Nine million people worldwide died prematurely from pollution in 2019. Polluted outdoor air is the biggest contributor, causing about 4.5 million premature deaths, according to a new report in The Lancet Planetary Heath. This means that air pollution is more deadly than drug and alcohol abuse, malnutrition or diseases such as AIDS, tuberculosis and malaria.
Deaths from polluted outdoor air have increased since 2015, while remaining at the same level for overall pollution. Environmental impacts counted include polluted water, toxic lead, and indoor air pollution from burning wood and other solid fuels.
“The health impacts of pollution remain enormous, and low- and middle-income countries bear the greatest burden,” said lead author Richard Fuller of the Geneva-based Global Alliance on Health and Pollution. “Despite the massive health, social and economic consequences, the international development agenda neglects the prevention of environmental pollution.”

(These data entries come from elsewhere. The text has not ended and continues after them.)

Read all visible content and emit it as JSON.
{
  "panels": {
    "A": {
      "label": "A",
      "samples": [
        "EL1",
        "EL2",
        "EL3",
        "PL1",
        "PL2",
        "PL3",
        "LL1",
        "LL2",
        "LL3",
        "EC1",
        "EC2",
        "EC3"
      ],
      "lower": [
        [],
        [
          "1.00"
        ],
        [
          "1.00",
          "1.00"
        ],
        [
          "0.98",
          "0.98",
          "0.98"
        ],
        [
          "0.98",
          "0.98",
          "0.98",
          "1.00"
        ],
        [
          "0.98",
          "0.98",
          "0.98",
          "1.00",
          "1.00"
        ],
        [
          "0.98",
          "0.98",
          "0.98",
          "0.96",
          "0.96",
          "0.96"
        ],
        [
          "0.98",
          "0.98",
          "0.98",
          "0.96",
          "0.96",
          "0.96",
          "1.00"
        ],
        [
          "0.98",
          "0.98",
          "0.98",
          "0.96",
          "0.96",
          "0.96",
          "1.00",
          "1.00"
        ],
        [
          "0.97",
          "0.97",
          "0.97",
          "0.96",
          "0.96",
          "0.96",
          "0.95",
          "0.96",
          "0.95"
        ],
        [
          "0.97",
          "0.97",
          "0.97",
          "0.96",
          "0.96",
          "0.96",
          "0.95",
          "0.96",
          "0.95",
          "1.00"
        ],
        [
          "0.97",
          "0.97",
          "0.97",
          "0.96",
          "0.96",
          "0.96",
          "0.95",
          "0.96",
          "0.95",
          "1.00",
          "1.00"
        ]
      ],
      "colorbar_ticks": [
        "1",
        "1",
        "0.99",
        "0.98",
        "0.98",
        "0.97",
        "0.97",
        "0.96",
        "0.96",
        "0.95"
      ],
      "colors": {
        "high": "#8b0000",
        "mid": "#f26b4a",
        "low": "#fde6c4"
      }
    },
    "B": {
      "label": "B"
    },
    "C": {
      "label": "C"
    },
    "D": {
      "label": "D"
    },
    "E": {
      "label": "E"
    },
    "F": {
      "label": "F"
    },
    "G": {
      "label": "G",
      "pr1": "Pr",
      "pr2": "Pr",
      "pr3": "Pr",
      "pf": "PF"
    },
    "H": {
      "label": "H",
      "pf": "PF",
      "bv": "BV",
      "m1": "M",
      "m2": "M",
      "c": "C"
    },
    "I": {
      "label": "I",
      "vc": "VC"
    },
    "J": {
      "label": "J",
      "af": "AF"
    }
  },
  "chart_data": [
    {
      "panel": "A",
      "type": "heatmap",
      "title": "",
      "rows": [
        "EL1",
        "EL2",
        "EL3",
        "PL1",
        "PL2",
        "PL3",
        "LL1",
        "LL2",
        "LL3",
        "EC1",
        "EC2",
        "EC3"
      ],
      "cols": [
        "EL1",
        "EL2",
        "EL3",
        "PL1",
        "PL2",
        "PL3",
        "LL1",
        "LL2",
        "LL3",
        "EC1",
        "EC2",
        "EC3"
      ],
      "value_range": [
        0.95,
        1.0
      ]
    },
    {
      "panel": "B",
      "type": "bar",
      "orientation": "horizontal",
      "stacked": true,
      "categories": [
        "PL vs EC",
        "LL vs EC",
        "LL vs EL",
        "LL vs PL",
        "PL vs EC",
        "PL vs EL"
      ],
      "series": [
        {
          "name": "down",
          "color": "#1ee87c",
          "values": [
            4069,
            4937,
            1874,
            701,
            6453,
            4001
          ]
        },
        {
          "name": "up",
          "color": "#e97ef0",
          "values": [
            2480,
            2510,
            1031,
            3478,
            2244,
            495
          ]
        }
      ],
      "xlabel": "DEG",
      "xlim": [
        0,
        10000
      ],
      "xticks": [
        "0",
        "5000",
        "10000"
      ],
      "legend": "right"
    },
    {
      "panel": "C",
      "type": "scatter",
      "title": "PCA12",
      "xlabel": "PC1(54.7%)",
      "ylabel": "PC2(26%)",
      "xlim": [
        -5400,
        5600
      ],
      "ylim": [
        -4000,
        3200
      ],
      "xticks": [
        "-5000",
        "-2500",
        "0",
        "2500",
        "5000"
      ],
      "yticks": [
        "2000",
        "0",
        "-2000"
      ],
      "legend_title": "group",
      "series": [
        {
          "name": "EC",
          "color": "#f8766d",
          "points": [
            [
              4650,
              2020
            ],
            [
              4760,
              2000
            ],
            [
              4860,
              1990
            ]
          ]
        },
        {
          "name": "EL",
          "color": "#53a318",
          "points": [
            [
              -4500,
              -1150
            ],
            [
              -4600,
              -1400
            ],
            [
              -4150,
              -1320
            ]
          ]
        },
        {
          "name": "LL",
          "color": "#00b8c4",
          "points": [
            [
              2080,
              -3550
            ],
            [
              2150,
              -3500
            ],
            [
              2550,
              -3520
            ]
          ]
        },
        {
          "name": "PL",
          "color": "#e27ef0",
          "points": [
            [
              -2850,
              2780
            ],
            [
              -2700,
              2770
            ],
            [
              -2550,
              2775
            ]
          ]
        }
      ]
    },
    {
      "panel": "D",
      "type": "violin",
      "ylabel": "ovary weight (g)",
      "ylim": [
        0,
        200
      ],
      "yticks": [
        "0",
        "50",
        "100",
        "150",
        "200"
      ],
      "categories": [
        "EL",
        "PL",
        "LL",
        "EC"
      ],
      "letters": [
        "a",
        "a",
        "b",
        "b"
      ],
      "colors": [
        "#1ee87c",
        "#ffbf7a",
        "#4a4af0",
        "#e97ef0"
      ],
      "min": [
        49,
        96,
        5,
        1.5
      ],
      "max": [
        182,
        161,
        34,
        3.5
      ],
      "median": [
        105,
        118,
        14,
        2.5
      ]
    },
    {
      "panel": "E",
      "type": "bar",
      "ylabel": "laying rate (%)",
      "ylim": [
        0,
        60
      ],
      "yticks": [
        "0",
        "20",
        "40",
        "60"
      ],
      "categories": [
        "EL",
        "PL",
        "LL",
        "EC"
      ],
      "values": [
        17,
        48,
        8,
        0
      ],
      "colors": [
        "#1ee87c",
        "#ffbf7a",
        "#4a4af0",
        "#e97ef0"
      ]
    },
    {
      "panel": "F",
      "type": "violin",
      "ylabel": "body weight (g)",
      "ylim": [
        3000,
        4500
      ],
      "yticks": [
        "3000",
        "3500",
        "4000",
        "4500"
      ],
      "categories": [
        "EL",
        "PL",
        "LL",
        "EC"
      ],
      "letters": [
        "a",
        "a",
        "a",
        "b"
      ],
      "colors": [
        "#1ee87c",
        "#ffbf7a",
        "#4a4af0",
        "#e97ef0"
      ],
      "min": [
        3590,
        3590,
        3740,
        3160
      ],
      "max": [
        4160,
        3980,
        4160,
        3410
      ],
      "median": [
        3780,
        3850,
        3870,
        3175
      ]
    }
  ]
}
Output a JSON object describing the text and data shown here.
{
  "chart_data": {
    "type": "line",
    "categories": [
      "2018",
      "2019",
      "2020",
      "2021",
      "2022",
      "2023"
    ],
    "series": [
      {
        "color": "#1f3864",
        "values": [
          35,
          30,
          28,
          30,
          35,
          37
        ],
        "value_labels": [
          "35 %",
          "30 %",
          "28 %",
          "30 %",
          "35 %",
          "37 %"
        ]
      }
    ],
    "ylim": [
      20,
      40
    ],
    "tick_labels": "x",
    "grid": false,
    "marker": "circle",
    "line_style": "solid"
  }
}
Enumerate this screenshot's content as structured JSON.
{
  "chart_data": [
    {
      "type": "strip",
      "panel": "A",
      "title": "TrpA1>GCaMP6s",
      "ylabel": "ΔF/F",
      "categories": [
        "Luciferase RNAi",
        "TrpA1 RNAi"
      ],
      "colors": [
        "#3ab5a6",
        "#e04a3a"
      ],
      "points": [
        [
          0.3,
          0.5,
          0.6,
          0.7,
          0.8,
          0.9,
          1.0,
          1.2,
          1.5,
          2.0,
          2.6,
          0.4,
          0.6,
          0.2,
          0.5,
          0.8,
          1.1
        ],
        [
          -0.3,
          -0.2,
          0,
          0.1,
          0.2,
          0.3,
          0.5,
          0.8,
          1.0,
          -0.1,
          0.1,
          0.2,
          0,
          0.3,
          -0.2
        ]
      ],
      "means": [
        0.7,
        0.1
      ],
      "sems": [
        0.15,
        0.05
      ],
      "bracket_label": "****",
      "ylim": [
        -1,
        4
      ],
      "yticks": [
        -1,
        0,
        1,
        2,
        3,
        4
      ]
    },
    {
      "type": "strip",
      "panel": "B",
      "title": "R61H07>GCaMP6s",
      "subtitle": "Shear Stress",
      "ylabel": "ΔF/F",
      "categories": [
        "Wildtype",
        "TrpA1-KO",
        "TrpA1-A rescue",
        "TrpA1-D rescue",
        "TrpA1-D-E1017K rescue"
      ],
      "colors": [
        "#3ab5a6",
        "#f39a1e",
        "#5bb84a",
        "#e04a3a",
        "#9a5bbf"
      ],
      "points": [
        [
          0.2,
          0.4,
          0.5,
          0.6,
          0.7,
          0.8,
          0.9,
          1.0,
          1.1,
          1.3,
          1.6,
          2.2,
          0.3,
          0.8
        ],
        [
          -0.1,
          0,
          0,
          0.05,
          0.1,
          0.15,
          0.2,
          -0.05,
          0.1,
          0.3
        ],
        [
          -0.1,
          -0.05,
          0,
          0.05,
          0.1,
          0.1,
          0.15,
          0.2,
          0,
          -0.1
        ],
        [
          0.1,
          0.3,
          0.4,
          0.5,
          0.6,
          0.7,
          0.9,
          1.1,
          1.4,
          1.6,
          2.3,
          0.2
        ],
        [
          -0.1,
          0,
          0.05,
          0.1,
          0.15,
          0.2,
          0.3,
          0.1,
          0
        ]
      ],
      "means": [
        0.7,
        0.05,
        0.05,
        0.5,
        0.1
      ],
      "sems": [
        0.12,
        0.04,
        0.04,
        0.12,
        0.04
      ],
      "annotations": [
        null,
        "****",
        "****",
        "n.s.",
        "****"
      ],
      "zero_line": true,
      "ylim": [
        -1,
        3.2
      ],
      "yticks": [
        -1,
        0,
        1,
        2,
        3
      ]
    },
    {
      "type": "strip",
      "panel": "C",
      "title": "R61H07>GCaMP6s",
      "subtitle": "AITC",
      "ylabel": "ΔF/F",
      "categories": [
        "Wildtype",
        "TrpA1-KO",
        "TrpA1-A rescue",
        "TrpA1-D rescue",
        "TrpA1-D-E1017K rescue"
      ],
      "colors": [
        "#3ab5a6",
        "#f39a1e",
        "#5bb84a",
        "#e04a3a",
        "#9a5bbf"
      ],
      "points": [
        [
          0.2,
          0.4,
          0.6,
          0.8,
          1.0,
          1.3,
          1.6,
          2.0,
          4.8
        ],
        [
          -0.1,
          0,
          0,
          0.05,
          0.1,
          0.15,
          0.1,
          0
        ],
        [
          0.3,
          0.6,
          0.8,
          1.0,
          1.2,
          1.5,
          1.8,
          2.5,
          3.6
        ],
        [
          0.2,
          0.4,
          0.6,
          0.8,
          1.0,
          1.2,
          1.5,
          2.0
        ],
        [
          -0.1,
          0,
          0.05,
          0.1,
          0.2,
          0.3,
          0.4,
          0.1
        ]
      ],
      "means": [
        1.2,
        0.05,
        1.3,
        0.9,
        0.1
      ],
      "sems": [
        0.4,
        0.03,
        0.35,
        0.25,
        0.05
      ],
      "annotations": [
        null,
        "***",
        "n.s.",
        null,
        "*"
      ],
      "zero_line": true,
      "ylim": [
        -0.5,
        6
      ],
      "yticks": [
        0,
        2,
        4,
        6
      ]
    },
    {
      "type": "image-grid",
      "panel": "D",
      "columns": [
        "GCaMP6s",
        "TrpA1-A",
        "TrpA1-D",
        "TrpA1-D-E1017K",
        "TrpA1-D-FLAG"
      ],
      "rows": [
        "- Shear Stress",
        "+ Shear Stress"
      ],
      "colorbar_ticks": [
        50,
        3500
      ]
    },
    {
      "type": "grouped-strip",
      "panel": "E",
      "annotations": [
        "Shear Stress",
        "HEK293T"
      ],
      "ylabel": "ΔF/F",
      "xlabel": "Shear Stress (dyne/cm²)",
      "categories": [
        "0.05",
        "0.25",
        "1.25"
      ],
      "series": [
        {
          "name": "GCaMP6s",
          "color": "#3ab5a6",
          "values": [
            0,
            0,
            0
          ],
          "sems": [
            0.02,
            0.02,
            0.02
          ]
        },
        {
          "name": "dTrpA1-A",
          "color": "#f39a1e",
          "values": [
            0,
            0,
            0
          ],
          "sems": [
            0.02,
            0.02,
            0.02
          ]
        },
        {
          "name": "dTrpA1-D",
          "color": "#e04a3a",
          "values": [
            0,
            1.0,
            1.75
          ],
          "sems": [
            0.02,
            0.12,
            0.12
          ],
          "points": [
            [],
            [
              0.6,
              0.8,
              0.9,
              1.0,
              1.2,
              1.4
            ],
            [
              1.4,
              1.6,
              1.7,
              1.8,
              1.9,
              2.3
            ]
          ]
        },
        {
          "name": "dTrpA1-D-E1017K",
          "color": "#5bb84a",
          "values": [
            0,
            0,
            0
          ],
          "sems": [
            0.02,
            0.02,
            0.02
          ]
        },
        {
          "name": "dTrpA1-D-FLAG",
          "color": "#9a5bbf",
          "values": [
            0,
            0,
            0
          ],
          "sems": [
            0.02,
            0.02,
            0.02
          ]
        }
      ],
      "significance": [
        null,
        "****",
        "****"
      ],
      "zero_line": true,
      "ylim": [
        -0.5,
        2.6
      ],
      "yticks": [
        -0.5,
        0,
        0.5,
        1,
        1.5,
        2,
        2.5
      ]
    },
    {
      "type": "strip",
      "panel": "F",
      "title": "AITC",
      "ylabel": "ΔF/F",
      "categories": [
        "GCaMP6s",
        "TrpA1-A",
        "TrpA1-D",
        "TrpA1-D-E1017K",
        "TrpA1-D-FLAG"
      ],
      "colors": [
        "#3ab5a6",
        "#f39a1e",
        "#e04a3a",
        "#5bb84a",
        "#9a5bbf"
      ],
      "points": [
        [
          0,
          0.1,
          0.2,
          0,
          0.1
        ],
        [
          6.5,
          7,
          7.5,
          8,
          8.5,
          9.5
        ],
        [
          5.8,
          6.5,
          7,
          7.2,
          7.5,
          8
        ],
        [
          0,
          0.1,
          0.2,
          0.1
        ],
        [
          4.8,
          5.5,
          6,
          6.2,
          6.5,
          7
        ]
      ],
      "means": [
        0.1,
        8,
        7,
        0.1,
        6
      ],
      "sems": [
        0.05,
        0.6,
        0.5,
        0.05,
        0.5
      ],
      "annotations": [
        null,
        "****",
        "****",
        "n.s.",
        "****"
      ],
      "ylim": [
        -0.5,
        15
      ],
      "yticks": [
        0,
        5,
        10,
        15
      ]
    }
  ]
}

For their study, the researchers analyzed data from the Lancet study “Global Burden of Disease” (GBD) from 2019 – one of the largest studies on health in the world population.
The scientists looked at six countries or regions of the world. In China, India and Nigeria, pollution, including particulate matter, claimed more lives in 2019 and cost about 1 percent of their total economic output. That’s more deaths and higher costs than in 2000, the analysis shows.
Barbara Hoffmann, environmental epidemiologist at Heinrich Heine University Düsseldorf, does not find the results surprising: “The economy in China, India and Nigeria has grown since 2015 – this means more energy consumption and therefore more polluted air from the burning of coal and oil or gas.”
In addition, there would be significantly more exhaust gases from industry or from the exhaust of diesel or petrol engines in road traffic. “Because countries have not implemented sufficient measures to reduce emissions, the burden of disease in their populations has also increased, resulting in more deaths,” she says.
According to the report, however, the situation is better in the USA, Ethiopia and 15 European countries, including Germany: Fewer people fell victim to a polluted environment or fine dust than in 2000.
According to Hoffmann, however, this is no reason to sit back: “In Europe, 400,000 people still die prematurely every year because of polluted air – and then we have millions more cases of illness in the form of asthma, pneumonia, heart attacks or strokes.”
This is still an enormous burden for health systems and society. “Many people, including in Germany, still mistakenly consider polluted air to be a luxury problem. The European Union must now take countermeasures and adopt stricter limits for air quality based on the guidelines of the World Health Organization.”
Hoffmann, an environmental doctor, worked on these guidelines as an expert. They include pollutants such as particulate matter, nitrogen oxides and sulfur oxides. If these stricter and scientifically reliable guide values also applied in the EU and thus in Germany, they would be exceeded at almost all measuring stations, as far as fine dust with a particle size of up to 2.5 micrometers is concerned. So far, limit values have been in force in the EU and Germany that are far above the scientifically reliable guideline values.
The authors of the Lancet report call for a “World Pollution Council” due to the lack of progress in the global fight against pollution. Based on the model of the Intergovernmental Panel on Climate Change, this is intended to compile scientific findings and show governments how polluted air or contaminated water can be prevented in the long term.
The authors place great hopes in the fight against polluted air in the expansion of renewable energies: “A decisive and rapid transition to wind and solar energy will reduce air pollution and at the same time slow down climate change,” says the current study.
The fact that China and India suffer particularly from polluted air also has something in common: Both countries operate the most coal-fired power plants in the world, led by China with more than 1000 plants and India in second place with almost 300 plants. The exhaust gases from the combustion of the coal massively pollute the air in the countries.
According to epidemiologist Barbara Hoffmann, for governments to be able to combat environmental pollution effectively in the future, responsibilities would also have to change. Environment ministries are often responsible for polluted air, which are often less well equipped and less powerful than health, transport or economic ministries.
“We can improve our health if we change our behavior and eat better or exercise more,” she says. “But in order to combat air pollution and its associated diseases, conditions and living conditions must change, above all through better environmental laws.”